Poets have ways of describing this season, like this poem, one of my favorites:
I heard a bird sing
In the dark of December
A magical thing
And sweet to remember.
We are nearer to Spring
Than we were in September,
I heard a bird sing
In the dark of December.
- Oliver Herford, I Heard a Bird Sing
Then there is this, a reminder of how it is when we have been outside, and then come in to bed:
Before going to bed
After a fall of snow
I look out on the field
Shining there in the moonlight
So calm, untouched and white
Snow silence fills my head
After I leave the window.
Hours later near dawn
When I look down again
The whole landscape has changed
The perfect surface gone
Criss-crossed and written on
where the wild creatures ranged
while the moon rose and shone.
why did my dog not bark?
Why did I hear no sound
There on the snow-locked ground
In the tumultuous dark?
How much can come, how much can go
When the December moon is bright,
What worlds of play we'll never know
Sleeping away the cold white night
After a fall of snow.
- May Sarton, December Moon
In Winter Morning Walks, Ted Kooser sees a portent of spring in his poem for December 21, when the temperature was five degrees:
Perfectly still this Solstice morning,
in bone-cracking cold. Nothing moving,
or so one might think, but as I walk the road,
the wind held in the heart of every tree
flows to the end of each twig and forms a bud.
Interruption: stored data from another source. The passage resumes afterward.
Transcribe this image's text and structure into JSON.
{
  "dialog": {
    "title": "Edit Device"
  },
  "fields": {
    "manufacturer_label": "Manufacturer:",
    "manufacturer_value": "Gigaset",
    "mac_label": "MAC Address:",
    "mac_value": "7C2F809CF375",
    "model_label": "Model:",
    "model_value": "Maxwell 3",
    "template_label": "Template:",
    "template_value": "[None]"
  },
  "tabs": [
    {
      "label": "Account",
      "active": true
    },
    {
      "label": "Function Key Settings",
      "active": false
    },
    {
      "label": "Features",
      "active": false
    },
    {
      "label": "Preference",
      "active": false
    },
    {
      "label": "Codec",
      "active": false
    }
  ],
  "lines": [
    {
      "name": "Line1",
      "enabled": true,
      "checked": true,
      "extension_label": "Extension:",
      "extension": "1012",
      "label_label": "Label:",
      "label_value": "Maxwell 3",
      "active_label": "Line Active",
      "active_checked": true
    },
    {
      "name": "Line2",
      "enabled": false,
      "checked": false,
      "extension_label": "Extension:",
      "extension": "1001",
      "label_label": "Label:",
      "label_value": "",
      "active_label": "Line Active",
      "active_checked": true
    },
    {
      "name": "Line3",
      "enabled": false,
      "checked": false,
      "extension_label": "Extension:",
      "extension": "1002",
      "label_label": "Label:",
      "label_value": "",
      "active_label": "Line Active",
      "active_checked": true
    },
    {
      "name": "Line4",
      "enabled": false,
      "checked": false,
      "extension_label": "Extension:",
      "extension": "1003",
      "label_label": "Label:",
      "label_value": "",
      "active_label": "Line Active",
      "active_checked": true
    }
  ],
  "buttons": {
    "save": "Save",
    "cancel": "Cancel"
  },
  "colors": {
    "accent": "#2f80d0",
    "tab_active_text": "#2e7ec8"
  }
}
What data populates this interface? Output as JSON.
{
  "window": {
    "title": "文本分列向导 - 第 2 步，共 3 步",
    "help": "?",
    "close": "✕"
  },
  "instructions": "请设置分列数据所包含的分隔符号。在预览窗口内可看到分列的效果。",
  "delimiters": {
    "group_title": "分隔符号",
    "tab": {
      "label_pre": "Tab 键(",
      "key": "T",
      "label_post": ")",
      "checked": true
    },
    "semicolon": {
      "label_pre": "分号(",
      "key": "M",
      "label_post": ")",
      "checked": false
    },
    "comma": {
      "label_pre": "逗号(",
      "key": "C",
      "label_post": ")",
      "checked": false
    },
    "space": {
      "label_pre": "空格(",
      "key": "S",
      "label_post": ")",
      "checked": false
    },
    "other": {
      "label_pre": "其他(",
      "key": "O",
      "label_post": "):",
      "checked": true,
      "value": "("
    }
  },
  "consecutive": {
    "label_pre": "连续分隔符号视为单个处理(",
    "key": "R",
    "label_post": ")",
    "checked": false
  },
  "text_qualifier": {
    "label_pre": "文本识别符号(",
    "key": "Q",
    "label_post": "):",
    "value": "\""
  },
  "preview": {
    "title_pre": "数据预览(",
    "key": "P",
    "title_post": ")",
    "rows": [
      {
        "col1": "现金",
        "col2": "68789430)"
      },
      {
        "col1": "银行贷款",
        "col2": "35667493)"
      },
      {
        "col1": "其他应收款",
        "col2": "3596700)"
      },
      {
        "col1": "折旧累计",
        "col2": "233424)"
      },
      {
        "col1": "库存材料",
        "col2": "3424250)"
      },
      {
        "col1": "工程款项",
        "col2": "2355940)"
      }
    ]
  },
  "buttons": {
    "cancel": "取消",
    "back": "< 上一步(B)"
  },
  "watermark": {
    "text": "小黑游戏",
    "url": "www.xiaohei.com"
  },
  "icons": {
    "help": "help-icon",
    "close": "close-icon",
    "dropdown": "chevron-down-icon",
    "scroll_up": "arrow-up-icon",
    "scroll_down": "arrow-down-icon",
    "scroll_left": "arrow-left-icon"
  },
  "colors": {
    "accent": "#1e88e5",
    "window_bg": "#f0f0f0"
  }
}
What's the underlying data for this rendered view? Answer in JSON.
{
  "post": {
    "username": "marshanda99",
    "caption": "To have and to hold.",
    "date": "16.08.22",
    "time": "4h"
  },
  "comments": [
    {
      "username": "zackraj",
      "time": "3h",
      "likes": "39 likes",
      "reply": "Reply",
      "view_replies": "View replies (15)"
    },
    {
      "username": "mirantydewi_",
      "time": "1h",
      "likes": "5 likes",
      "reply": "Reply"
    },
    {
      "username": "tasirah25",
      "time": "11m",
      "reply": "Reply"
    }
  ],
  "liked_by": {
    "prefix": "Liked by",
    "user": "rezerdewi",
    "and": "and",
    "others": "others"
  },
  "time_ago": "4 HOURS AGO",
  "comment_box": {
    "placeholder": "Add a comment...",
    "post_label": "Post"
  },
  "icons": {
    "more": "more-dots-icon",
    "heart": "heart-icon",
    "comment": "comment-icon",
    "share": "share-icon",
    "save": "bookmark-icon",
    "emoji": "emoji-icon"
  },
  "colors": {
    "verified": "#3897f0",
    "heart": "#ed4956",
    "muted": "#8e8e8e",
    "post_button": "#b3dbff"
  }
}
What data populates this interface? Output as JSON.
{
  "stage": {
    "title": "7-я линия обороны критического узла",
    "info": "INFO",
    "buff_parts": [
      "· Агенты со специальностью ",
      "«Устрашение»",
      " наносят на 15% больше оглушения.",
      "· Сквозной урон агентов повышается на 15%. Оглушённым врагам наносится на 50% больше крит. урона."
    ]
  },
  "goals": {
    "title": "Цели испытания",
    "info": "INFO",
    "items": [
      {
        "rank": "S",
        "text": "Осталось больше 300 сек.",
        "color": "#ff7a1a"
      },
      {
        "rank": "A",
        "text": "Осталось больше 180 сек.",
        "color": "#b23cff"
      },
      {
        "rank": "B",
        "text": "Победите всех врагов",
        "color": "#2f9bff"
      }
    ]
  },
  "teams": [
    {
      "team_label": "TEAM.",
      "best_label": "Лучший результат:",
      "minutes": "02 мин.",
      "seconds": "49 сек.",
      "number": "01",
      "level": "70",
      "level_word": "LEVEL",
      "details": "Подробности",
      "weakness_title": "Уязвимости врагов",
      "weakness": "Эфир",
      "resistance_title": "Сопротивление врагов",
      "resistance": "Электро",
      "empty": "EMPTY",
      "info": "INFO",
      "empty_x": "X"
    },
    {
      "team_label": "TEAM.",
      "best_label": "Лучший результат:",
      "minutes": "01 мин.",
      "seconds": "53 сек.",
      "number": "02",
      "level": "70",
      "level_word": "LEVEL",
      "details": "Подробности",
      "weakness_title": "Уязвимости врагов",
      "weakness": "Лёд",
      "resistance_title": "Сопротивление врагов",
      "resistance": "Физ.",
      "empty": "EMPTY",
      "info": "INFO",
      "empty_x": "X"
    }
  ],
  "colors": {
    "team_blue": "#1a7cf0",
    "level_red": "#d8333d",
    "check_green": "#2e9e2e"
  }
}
So, even though more snow is in the forecast and there is still a good covering on the ground, if we look we might see, as Kooser did, some small sign that Nature is preparing for spring while we prepare for our holidays. It is as it should be; the cycle continues, and we continue on our way too, moving forward with hope into a future unknown and yet somehow familiar with plants that surely come back every year to line our path.